Vietnam retroactively cuts subsidies for some solar, wind farms, investors' letter says
The document, dated May 16 and sent to Vietnam's top authorities, follows a first letter in which most of the same signatories warned of billions of dollars of investment at risk because of retroactive changes to subsidies implemented by Vietnamese authorities even as they target a massive expansion of renewables capacity.
Starting with January invoices, a subsidiary of Vietnam's power utility EVN "unilaterally withheld a portion of its payments by applying a provisional tariff of its own proposal," the document said.

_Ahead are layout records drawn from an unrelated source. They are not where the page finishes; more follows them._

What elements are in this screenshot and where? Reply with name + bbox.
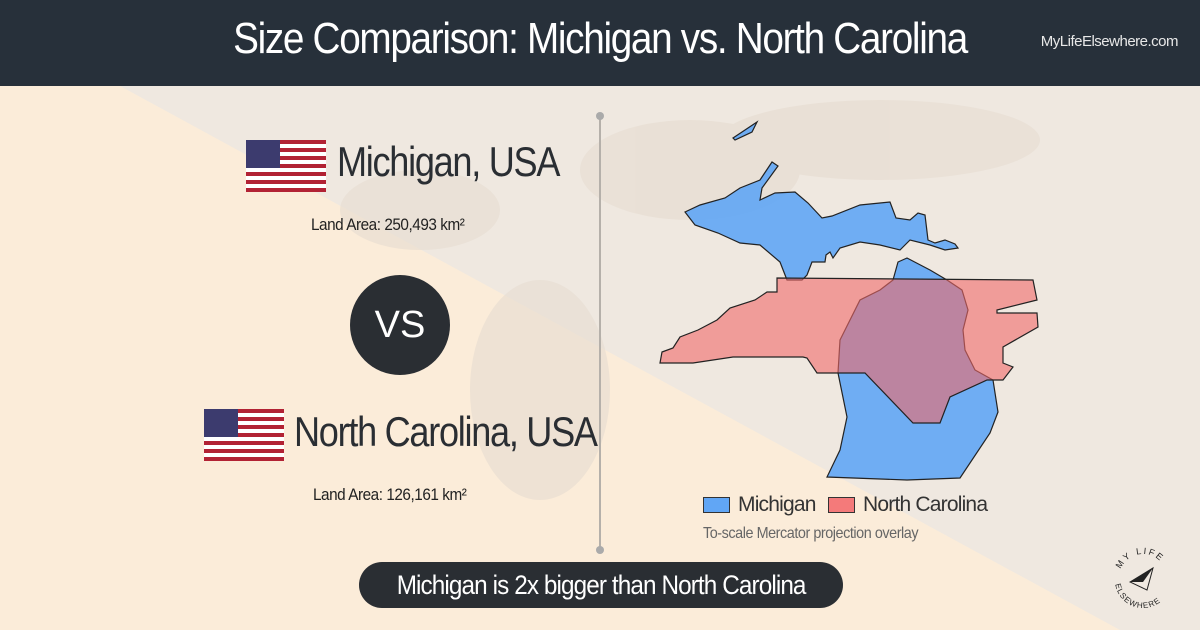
place1-area: Land Area: 250,493 km² (311, 215, 465, 234)
legend-michigan: Michigan (703, 493, 816, 517)
site-link[interactable]: MyLifeElsewhere.com (1040, 33, 1179, 50)
legend-label: Michigan (738, 493, 816, 516)
michigan-swatch (703, 497, 730, 513)
place2-name: North Carolina, USA (294, 408, 598, 455)
divider (599, 115, 601, 550)
projection-note: To-scale Mercator projection overlay (703, 525, 919, 542)
place1-name: Michigan, USA (337, 138, 560, 185)
north-carolina-shape (659, 277, 1039, 424)
michigan-shape (684, 161, 960, 281)
logo-icon: MY LIFE ELSEWHERE (1113, 546, 1167, 611)
divider-dot (596, 112, 604, 120)
result-banner: Michigan is 2x bigger than North Carolin… (359, 562, 843, 608)
us-flag-icon (246, 140, 326, 192)
divider-dot (596, 546, 604, 554)
vs-badge: VS (350, 275, 450, 375)
result-text: Michigan is 2x bigger than North Carolin… (396, 570, 807, 600)
us-flag-icon (204, 409, 284, 461)
svg-text:MY LIFE: MY LIFE (1114, 546, 1167, 570)
place2-area: Land Area: 126,161 km² (313, 485, 467, 504)
page-title: Size Comparison: Michigan vs. North Caro… (233, 14, 968, 63)
michigan-island (732, 120, 759, 141)
legend-north-carolina: North Carolina (828, 493, 988, 517)
legend-label: North Carolina (863, 493, 988, 516)
north-carolina-swatch (828, 497, 855, 513)
svg-text:ELSEWHERE: ELSEWHERE (1113, 583, 1162, 611)
header: Size Comparison: Michigan vs. North Caro… (0, 0, 1200, 86)
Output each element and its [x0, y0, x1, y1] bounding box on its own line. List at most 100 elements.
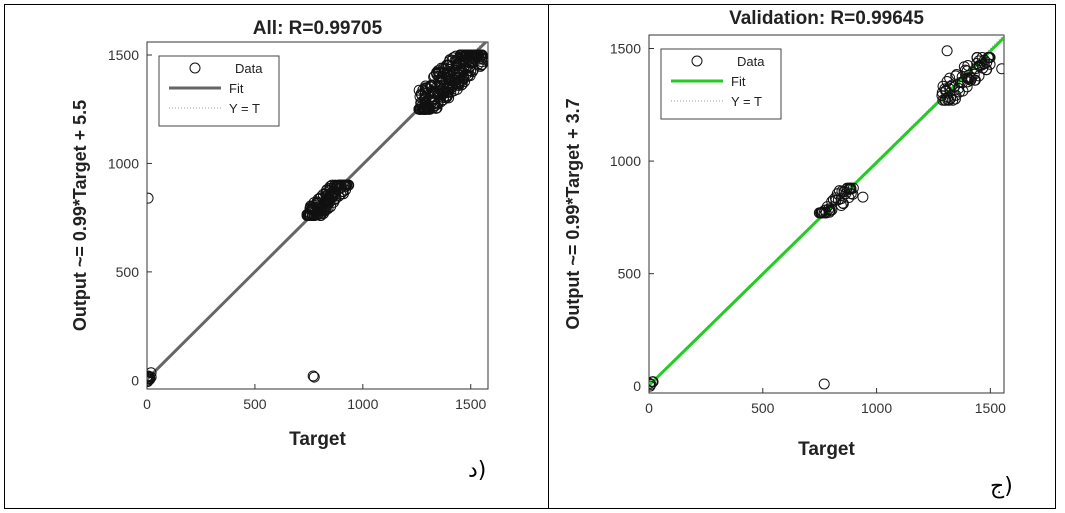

"This has caused us to breach commitments to banks and both local and international lenders, face the risk of default under pressure of monthly debt repayments, and suffer cash shortages," it added.
Among the 16 foreign signatories are private equity fund Dragon Capital, the Vietnamese subsidiary of Philippines' ACEN (ACEN.PS), opens new tab energy group, and investors from Thailand, Portugal, the Netherlands, South Korea, Singapore and China. Dozens of other Vietnamese projects also signed the letter.
In recent years, the Southeast Asian country has experienced a boom in renewable energy investments driven by generous feed-in tariffs (FiTs), under which the state committed to buying electricity for 20 years at above-market prices, effectively subsidising producers.
However, amid allegations of abuses in accessing the FiTs and increasing losses for EVN from the subsidy programme, authorities have proceeded to freeze or cut some subsidies.
EVN had no immediate comment on the second petition but it has told Reuters in recent weeks that preferential prices could not be continued for projects that violated regulations.
It did not specify whether rules were changed retroactively and which projects were in breach of regulations.